While there are a lot of sequences from Quentin Tarantino directorial Once Upon a Time in Hollywood (2019) which have had a lasting impression, the one which has remained in my reminiscence, and additionally generated a honest quantity of controversy, is the half the place Mike Moh confronts Brad Pitt’s stuntman character Cliff Booth, as essays the late Bruce Lee.

The virtually five-minute sequence has a hilarious, bordering-on-spoof take on the icon that was Bruce Lee. Upon its launch, the scene (understandably) outraged Bruce Lee’s household in addition to his die-hard followers. But taken in its full context, it is smart that Brad’s Cliff was capable of in the end overpower Bruce, as later in the film he had to single-handedly sort out three psychopaths.

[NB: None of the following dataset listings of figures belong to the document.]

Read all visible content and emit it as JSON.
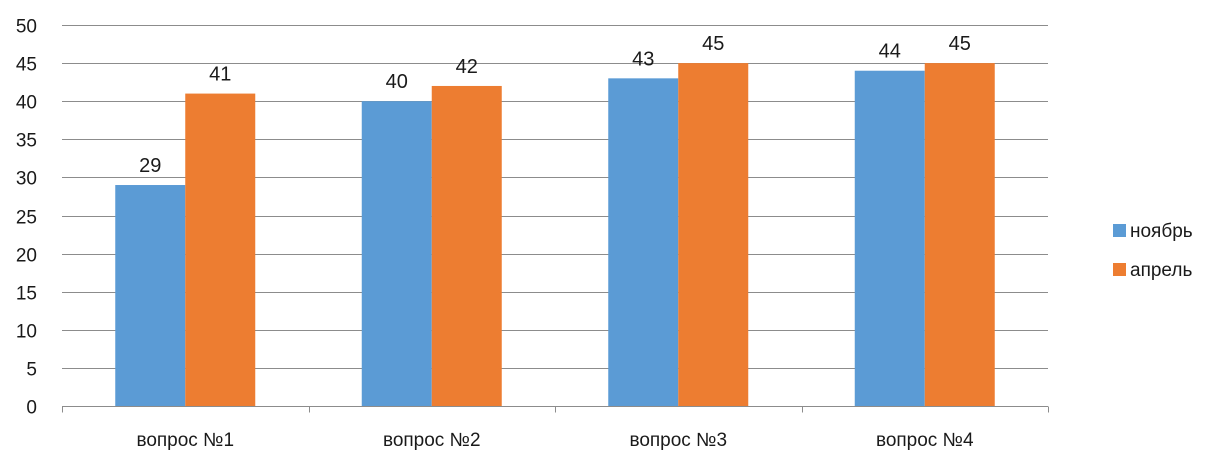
{
  "chart_data": {
    "type": "bar",
    "categories": [
      "вопрос №1",
      "вопрос №2",
      "вопрос №3",
      "вопрос №4"
    ],
    "series": [
      {
        "name": "ноябрь",
        "values": [
          29,
          40,
          43,
          44
        ],
        "color": "#5B9BD5"
      },
      {
        "name": "апрель",
        "values": [
          41,
          42,
          45,
          45
        ],
        "color": "#ED7D31"
      }
    ],
    "ylim": [
      0,
      50
    ],
    "yticks": [
      0,
      5,
      10,
      15,
      20,
      25,
      30,
      35,
      40,
      45,
      50
    ],
    "grid": true,
    "gridColor": "#8c8c8c",
    "legend": "right",
    "data_labels": true
  }
}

The sequence portrays Bruce as a self-centered narcissist who retains bragging about his ‘lethal weapons’ (learn his palms). While Mike’s mannerisms as Lee was spot-on, it was the sounds that he made as he readied himself to battle Cliff that had the viewers in splits, and at the same time as an admirer of Lee for the artiste that he was, one couldn’t Help however admit that the entire half performed out like comedy gold.

Speaking concerning the backlash the film confronted for the sequence, Tarantino had mentioned on the Joe Rogan Podcast, “I can understand his daughter having a problem with it. It’s her f***ing father, alright, I get that. Everybody else: Go suck a d**k.”

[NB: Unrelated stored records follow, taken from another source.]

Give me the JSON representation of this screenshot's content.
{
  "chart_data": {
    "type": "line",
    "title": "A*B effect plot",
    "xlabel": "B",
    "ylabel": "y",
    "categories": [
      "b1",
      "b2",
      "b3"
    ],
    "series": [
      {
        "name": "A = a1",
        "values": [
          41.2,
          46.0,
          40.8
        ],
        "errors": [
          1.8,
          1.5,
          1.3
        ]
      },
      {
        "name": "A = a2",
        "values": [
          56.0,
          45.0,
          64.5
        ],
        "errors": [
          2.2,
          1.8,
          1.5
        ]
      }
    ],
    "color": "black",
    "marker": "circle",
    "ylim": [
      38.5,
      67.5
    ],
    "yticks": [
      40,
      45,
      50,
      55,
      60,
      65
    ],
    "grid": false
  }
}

He then went on to elaborate why and how the entire thing performed out the best way it did, and why was Bruce proven in a detrimental gentle: “Cliff gives Bruce no resistance whatsoever and Bruce knocks Cliff on his ass. There are four different ways Bruce could’ve come at him the second time, and Cliff would’ve had little defense. But most of the time if a guy has a particular move and it looks like the other dude is a big mouth who can’t defend himself, they do the first move again a second time. But now Cliff knows what it is. He prepares for it and throws [Bruce] into the car. He just tricked him. Bruce realises he got tricked.”

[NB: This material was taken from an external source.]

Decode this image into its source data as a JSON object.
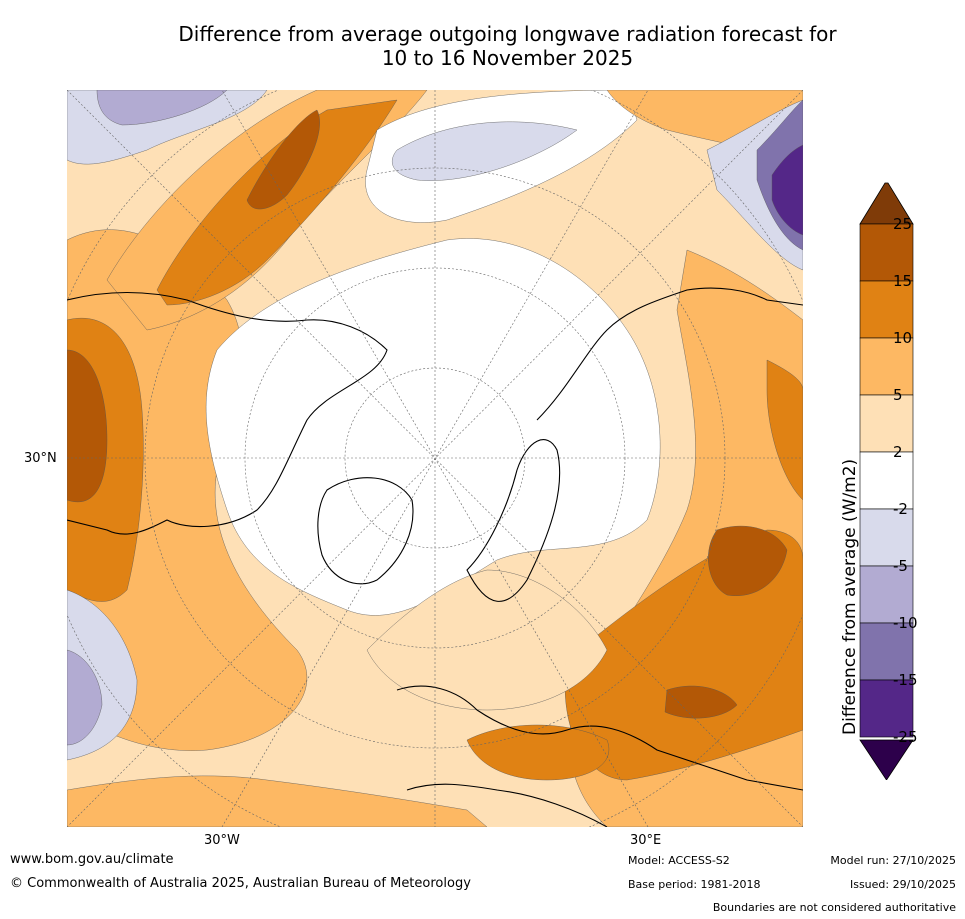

Referencing to Matthew Polly’s guide, Bruce Lee: A Life, the filmmaker mentioned that Bruce confirmed little to no respect for American stuntmen.

“Bruce had nothing but disrespect for stuntmen. He was always hitting them with his feet, he was always tagging — it’s called tagging when you hit a stuntman for real. And he was always tagging them with his feet, he was always tagging them with his fist, and it got to the point where (people began saying) ‘I refuse to work with him,’” the director had mentioned on the time.

Once Upon a Time in Hollywood minted large bucks on the field workplace, incomes a whopping 375 million {dollars} of its 96 million-dollar price range.

Once Upon a Time in Hollywood is obtainable to stream on Amazon Prime Video and Netflix.